You will not automate every single task. Selecting what to automate can be tricky, so when deciding whether to fully automate an anomaly resolution, use these five questions to identify the potential value:
- Frequency: Does the anomaly resolution occur often enough to warrant automation?
- Impact: Are you automating the solution to a major issue?
- Coverage: What proportion of the real-world process can be automated?
- Probability: Does the process always produce the desired result, or can it be impacted by environmentals?
- Latency: Will automating the task achieve a faster resolution?
Existing standard operating procedures (SOPs) are a great place to start. With SOPs, you’ve already decided how you want a task performed, have documented the process, and likely have some form of automation (scripts, etc.) in place. Another early focus is to address resource constraints by adding front-end web servers when traffic is high, or by increasing network bandwidth. Growing available resources is low risk compared to restarting applications. While bandwidth expansion may impact your budget, it’s unlikely to break your apps. And by automating resource constraint remediations, you’re adding a rapid response capability to operations.
In stage two, you augment your operations teams with automated tasks that can be triggered in response to AIOps-identified anomalies.
Stage Three: Connect Visibility to Action (Trust!)

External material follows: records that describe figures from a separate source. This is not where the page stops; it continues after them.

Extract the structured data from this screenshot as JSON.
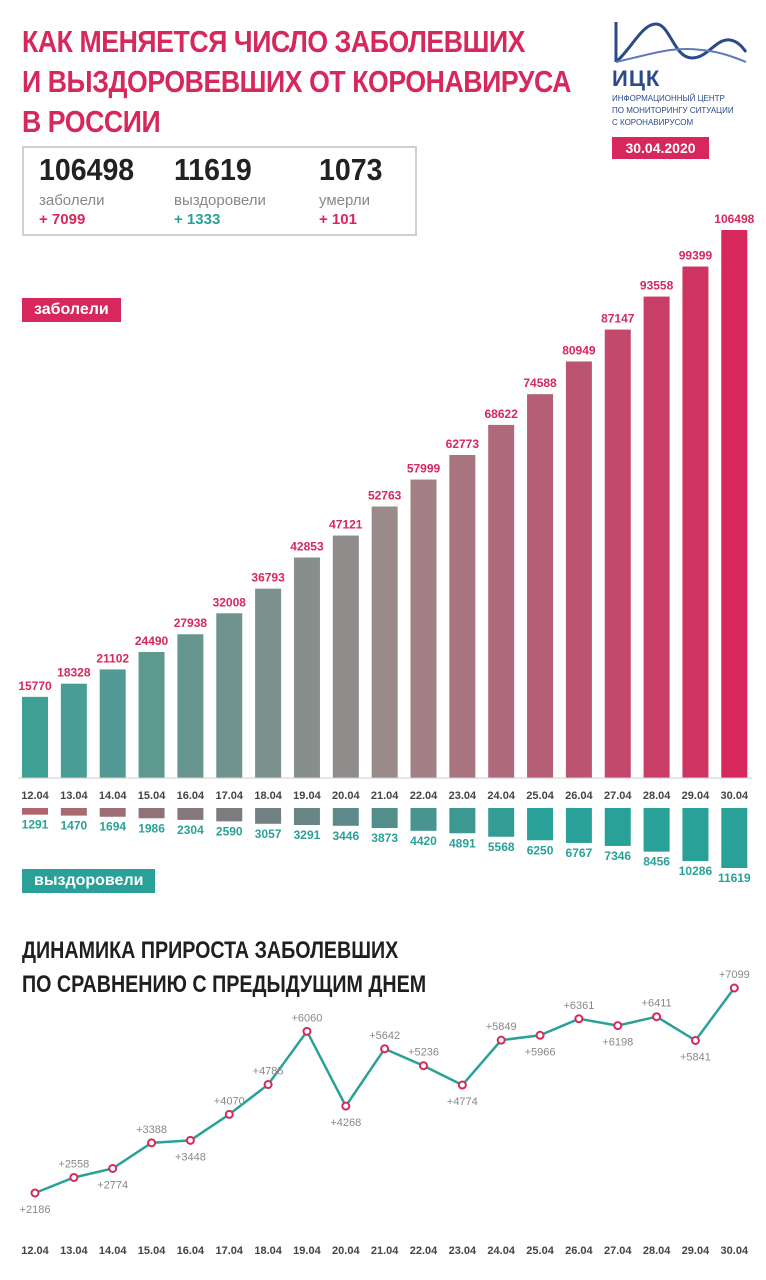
{
  "title": {
    "line1": "КАК МЕНЯЕТСЯ ЧИСЛО ЗАБОЛЕВШИХ",
    "line2": "И ВЫЗДОРОВЕВШИХ ОТ КОРОНАВИРУСА",
    "line3": "В РОССИИ"
  },
  "logo": {
    "name": "ИЦК",
    "sub1": "информационный центр",
    "sub2": "по мониторингу ситуации",
    "sub3": "с коронавирусом",
    "date": "30.04.2020"
  },
  "stats": {
    "sick": {
      "value": "106498",
      "label": "заболели",
      "delta": "+ 7099"
    },
    "recovered": {
      "value": "11619",
      "label": "выздоровели",
      "delta": "+ 1333"
    },
    "died": {
      "value": "1073",
      "label": "умерли",
      "delta": "+ 101"
    }
  },
  "tags": {
    "sick": "заболели",
    "recovered": "выздоровели"
  },
  "section2": {
    "line1": "ДИНАМИКА ПРИРОСТА ЗАБОЛЕВШИХ",
    "line2": "ПО СРАВНЕНИЮ С ПРЕДЫДУЩИМ ДНЕМ"
  },
  "colors": {
    "accent": "#d6285c",
    "teal": "#2aa198",
    "recovered_bar": "#b0656d",
    "line": "#2aa198",
    "dot": "#d6285c"
  },
  "chart_data": [
    {
      "type": "bar",
      "categories": [
        "12.04",
        "13.04",
        "14.04",
        "15.04",
        "16.04",
        "17.04",
        "18.04",
        "19.04",
        "20.04",
        "21.04",
        "22.04",
        "23.04",
        "24.04",
        "25.04",
        "26.04",
        "27.04",
        "28.04",
        "29.04",
        "30.04"
      ],
      "series": [
        {
          "name": "заболели",
          "values": [
            15770,
            18328,
            21102,
            24490,
            27938,
            32008,
            36793,
            42853,
            47121,
            52763,
            57999,
            62773,
            68622,
            74588,
            80949,
            87147,
            93558,
            99399,
            106498
          ]
        },
        {
          "name": "выздоровели",
          "values": [
            1291,
            1470,
            1694,
            1986,
            2304,
            2590,
            3057,
            3291,
            3446,
            3873,
            4420,
            4891,
            5568,
            6250,
            6767,
            7346,
            8456,
            10286,
            11619
          ]
        }
      ]
    },
    {
      "type": "line",
      "title": "ДИНАМИКА ПРИРОСТА ЗАБОЛЕВШИХ ПО СРАВНЕНИЮ С ПРЕДЫДУЩИМ ДНЕМ",
      "categories": [
        "12.04",
        "13.04",
        "14.04",
        "15.04",
        "16.04",
        "17.04",
        "18.04",
        "19.04",
        "20.04",
        "21.04",
        "22.04",
        "23.04",
        "24.04",
        "25.04",
        "26.04",
        "27.04",
        "28.04",
        "29.04",
        "30.04"
      ],
      "values": [
        2186,
        2558,
        2774,
        3388,
        3448,
        4070,
        4785,
        6060,
        4268,
        5642,
        5236,
        4774,
        5849,
        5966,
        6361,
        6198,
        6411,
        5841,
        7099
      ],
      "labels": [
        "+2186",
        "+2558",
        "+2774",
        "+3388",
        "+3448",
        "+4070",
        "+4785",
        "+6060",
        "+4268",
        "+5642",
        "+5236",
        "+4774",
        "+5849",
        "+5966",
        "+6361",
        "+6198",
        "+6411",
        "+5841",
        "+7099"
      ],
      "label_side": [
        "below",
        "above",
        "below",
        "above",
        "below",
        "above",
        "above",
        "above",
        "below",
        "above",
        "above",
        "below",
        "above",
        "below",
        "above",
        "below",
        "above",
        "below",
        "above"
      ]
    }
  ]
}
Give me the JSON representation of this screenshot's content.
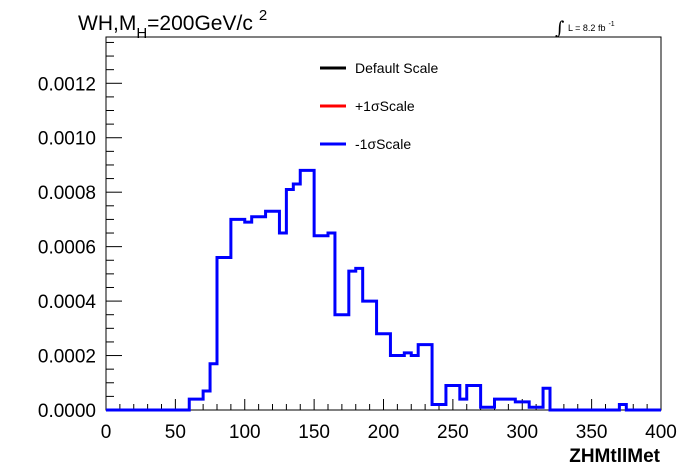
{
  "chart_data": {
    "type": "histogram",
    "title_main": "WH,M",
    "title_sub": "H",
    "title_rest": "=200GeV/c",
    "title_sup": "2",
    "lumi_text": "L = 8.2 fb",
    "lumi_sup": "-1",
    "lumi_integral": "∫",
    "xlabel": "ZHMtllMet",
    "xlim": [
      0,
      400
    ],
    "ylim": [
      0,
      0.00137
    ],
    "x_ticks": [
      "0",
      "50",
      "100",
      "150",
      "200",
      "250",
      "300",
      "350",
      "400"
    ],
    "y_ticks": [
      "0.0000",
      "0.0002",
      "0.0004",
      "0.0006",
      "0.0008",
      "0.0010",
      "0.0012"
    ],
    "bin_edges": [
      0,
      5,
      10,
      15,
      20,
      25,
      30,
      35,
      40,
      45,
      50,
      55,
      60,
      65,
      70,
      75,
      80,
      85,
      90,
      95,
      100,
      105,
      110,
      115,
      120,
      125,
      130,
      135,
      140,
      145,
      150,
      155,
      160,
      165,
      170,
      175,
      180,
      185,
      190,
      195,
      200,
      205,
      210,
      215,
      220,
      225,
      230,
      235,
      240,
      245,
      250,
      255,
      260,
      265,
      270,
      275,
      280,
      285,
      290,
      295,
      300,
      305,
      310,
      315,
      320,
      325,
      330,
      335,
      340,
      345,
      350,
      355,
      360,
      365,
      370,
      375,
      380,
      385,
      390,
      395,
      400
    ],
    "legend": [
      {
        "name": "Default Scale",
        "color": "#000000"
      },
      {
        "name": "+1σScale",
        "color": "#ff0000"
      },
      {
        "name": "-1σScale",
        "color": "#0000ff"
      }
    ],
    "series": [
      {
        "name": "-1σScale",
        "color": "#0000ff",
        "values": [
          0,
          0,
          0,
          0,
          0,
          0,
          0,
          0,
          0,
          0,
          0,
          0,
          4e-05,
          4e-05,
          7e-05,
          0.00017,
          0.00056,
          0.00056,
          0.0007,
          0.0007,
          0.00069,
          0.00071,
          0.00071,
          0.00073,
          0.00073,
          0.00065,
          0.00081,
          0.00083,
          0.00088,
          0.00088,
          0.00064,
          0.00064,
          0.00065,
          0.00035,
          0.00035,
          0.00051,
          0.00052,
          0.0004,
          0.0004,
          0.00028,
          0.00028,
          0.0002,
          0.0002,
          0.00021,
          0.0002,
          0.00024,
          0.00024,
          2e-05,
          2e-05,
          9e-05,
          9e-05,
          4e-05,
          9e-05,
          9e-05,
          1e-05,
          1e-05,
          4e-05,
          4e-05,
          4e-05,
          3e-05,
          3e-05,
          1e-05,
          1e-05,
          8e-05,
          0,
          0,
          0,
          0,
          0,
          0,
          0,
          0,
          0,
          0,
          2e-05,
          0,
          0,
          0,
          0,
          0
        ]
      }
    ]
  }
}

As you start to use automated root cause analysis (RCA), it’s critical to understand the probability concept of machine learning. Surprisingly, for a classical computer technology, ML does not output a binary, 0 or 1 result, but rather produces statistical likelihoods or probabilities of the outcome. The reason this outcome sometimes looks definitive is that a coder or “builder” (the latter if you’re AWS’s Andy Jassy) has decided an acceptable probability will be chosen as the definitive result. But under the covers of ML, there is always a percentage likelihood. The nature of ML means that RCA sometimes will result in a selection of a few probable causes. Over time, the system will train itself on more data and probabilities and grow more accurate, leading to single outcomes where the root cause is clear.
Once trust in RCA is established (stage one), and remediation actions are automated (stage two), it’s time to remove the manual operator from the middle. The low-risk remediations identified in stage two can now be connected to the specific root cause as a fully automated action.
The benefits of automated operations are often listed as cost reduction, productivity, availability, reliability and performance. While all of these apply, there’s also the significant benefit of expertise time. “The main upshot of automation is more free time to spend on improving other parts of the infrastructure,” according to Google’s SRE project. The less time your experts spend in MTTR steps, the more time they can spend on preemption rather than reaction.
Similar to DevOps, AIOps will require a new mindset. After a successful AIOps deployment, your team will be ready to transition from its existing siloed capabilities. Each team member’s current specialization(s) will need to be accompanied with broader skills in other operational silos.
AIOps augments each operations team, including ITOps, DevOps and SRE. By giving each team ample time to move into preemptive mode, AIOps ensures that applications, architectures and infrastructures are ready for the rapid transformations required by today’s business.